The cash bail system has supporters, though.
Texas passed a bill last fall to expand its cash bail system. The law prohibits bail options for people previously accused or convicted of a violent crime, requires court officers who set bail to review defendants' criminal history and citizenship status before deciding bail and limits which charitable bail funds can bail people out, according to NBC San Antonio.
“This is not going to lead to mass incarceration,” State Senator Joan Huffman (R-Houston), who sponsored the bill, said in a hearing, according to NPR. “Instead, it should keep those who need to be in jail, in jail, so that our citizens can go about their everyday activities on the streets of Texas.”
At the federal level, cash bail reform has been largely untouched.

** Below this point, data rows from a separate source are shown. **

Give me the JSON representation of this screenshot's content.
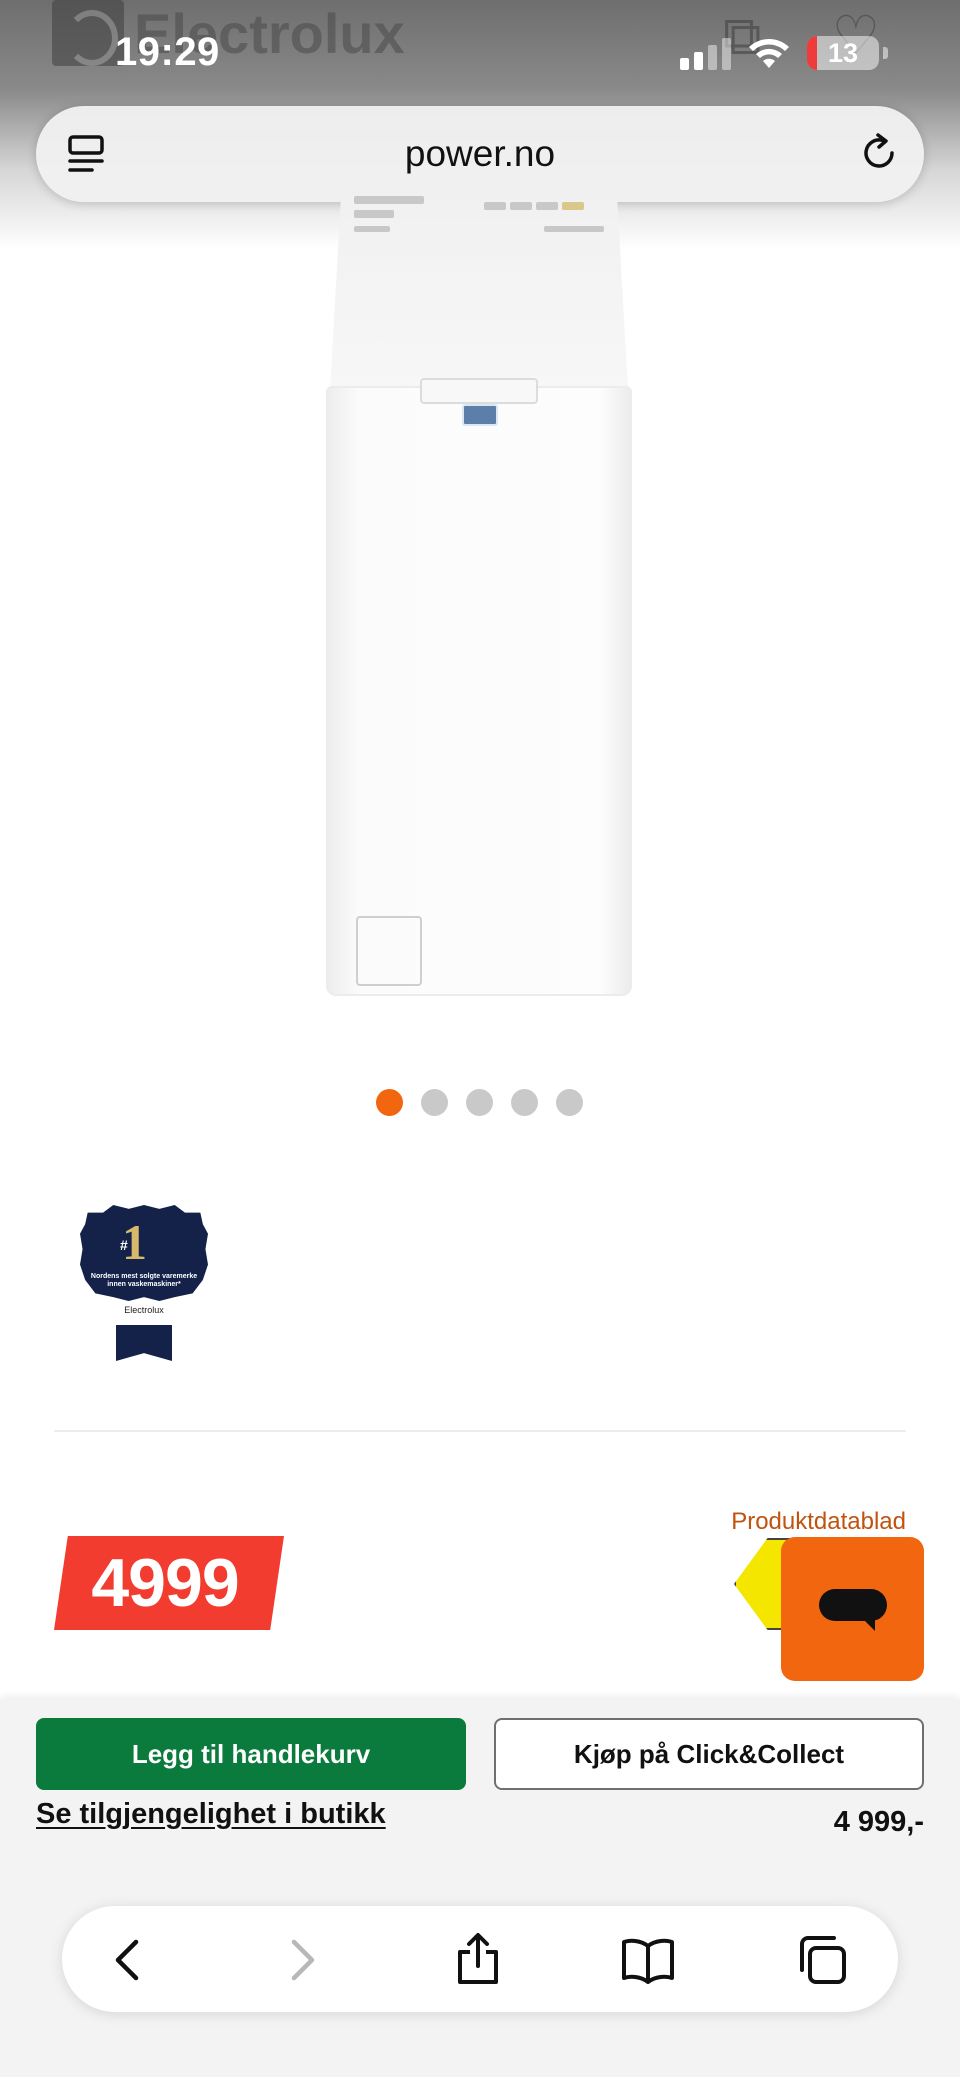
{
  "status_bar": {
    "time": "19:29",
    "battery_level": "13",
    "icons": [
      "cellular-signal-icon",
      "wifi-icon",
      "battery-icon"
    ]
  },
  "background_header": {
    "brand_text": "Electrolux",
    "icons": [
      "compare-icon",
      "wishlist-heart-icon"
    ]
  },
  "address_bar": {
    "url": "power.no",
    "icons": [
      "reader-mode-icon",
      "reload-icon"
    ]
  },
  "carousel": {
    "count": 5,
    "active_index": 0,
    "active_color": "#f1660f",
    "inactive_color": "#c9c9c9"
  },
  "award_badge": {
    "rank_hash": "#",
    "rank": "1",
    "text": "Nordens mest solgte varemerke innen vaskemaskiner*",
    "brand": "Electrolux"
  },
  "price": {
    "amount": "4999",
    "tag_color": "#f23c2f"
  },
  "datasheet_link": "Produktdatablad",
  "chat": {
    "icon": "chat-bubble-icon",
    "color": "#f1660f"
  },
  "action_sheet": {
    "add_to_cart": "Legg til handlekurv",
    "click_collect": "Kjøp på Click&Collect",
    "availability": "Se tilgjengelighet i butikk",
    "price": "4 999,-",
    "cart_color": "#0a7a3d"
  },
  "toolbar": {
    "icons": [
      "back-icon",
      "forward-icon",
      "share-icon",
      "bookmarks-icon",
      "tabs-icon"
    ]
  }
}
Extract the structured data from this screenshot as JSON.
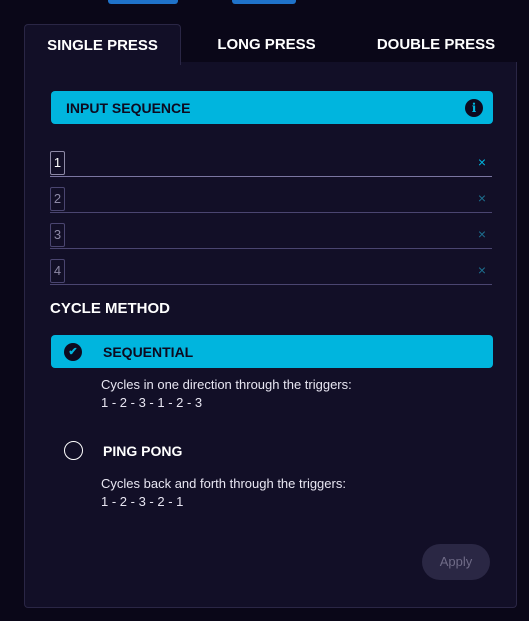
{
  "tabs": [
    {
      "label": "SINGLE PRESS",
      "active": true
    },
    {
      "label": "LONG PRESS",
      "active": false
    },
    {
      "label": "DOUBLE PRESS",
      "active": false
    }
  ],
  "input_sequence": {
    "title": "INPUT SEQUENCE",
    "info_icon": "info-icon",
    "rows": [
      {
        "number": "1",
        "value": "",
        "clear": "×"
      },
      {
        "number": "2",
        "value": "",
        "clear": "×"
      },
      {
        "number": "3",
        "value": "",
        "clear": "×"
      },
      {
        "number": "4",
        "value": "",
        "clear": "×"
      }
    ]
  },
  "cycle_method": {
    "title": "CYCLE METHOD",
    "options": [
      {
        "label": "SEQUENTIAL",
        "selected": true,
        "description_line1": "Cycles in one direction through the triggers:",
        "description_line2": "1 - 2 - 3 - 1 - 2 - 3"
      },
      {
        "label": "PING PONG",
        "selected": false,
        "description_line1": "Cycles back and forth through the triggers:",
        "description_line2": "1 - 2 - 3 - 2 - 1"
      }
    ]
  },
  "apply_label": "Apply",
  "colors": {
    "accent": "#00b5de",
    "background": "#0a0718",
    "panel": "#120f27",
    "disabled_button": "#2a2744"
  }
}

People awaiting trial for federal crimes are eligible for bail based on what the presiding judge decides. The severity of the crime does not always mean a denial of bail.
High-profile examples of celebrities posting bail underscore bail reform advocates’ concern that bail is about money, not safety or justice.
Authorities arrested Rapper A$AP Rocky April 20 in connection with a shooting last November and the judge set bail at $550,000. He was released three hours later after posting bail and his case is currently pending. O.J. Simpson was granted bail in his 2008 armed robbery and kidnapping case, which ended in his eventual conviction and nine years in prison. Harvey Weinstein was granted bail, twice, totaling $2 million, while facing charges; he was convicted of rape and a ciminal sexual act and sentenced to 23 years in prison in New York, a decision he is appealing. Former financial mogul Bernard Madoff was granted bail at $10 million before pleading guilty to swindling families out of billions of dollars.
Meanwhile, people who can't afford bail, like Letchaw, are often stuck in jail for months.
"Poverty is profitable," McClure said. "A lot of money is being made from people being locked up."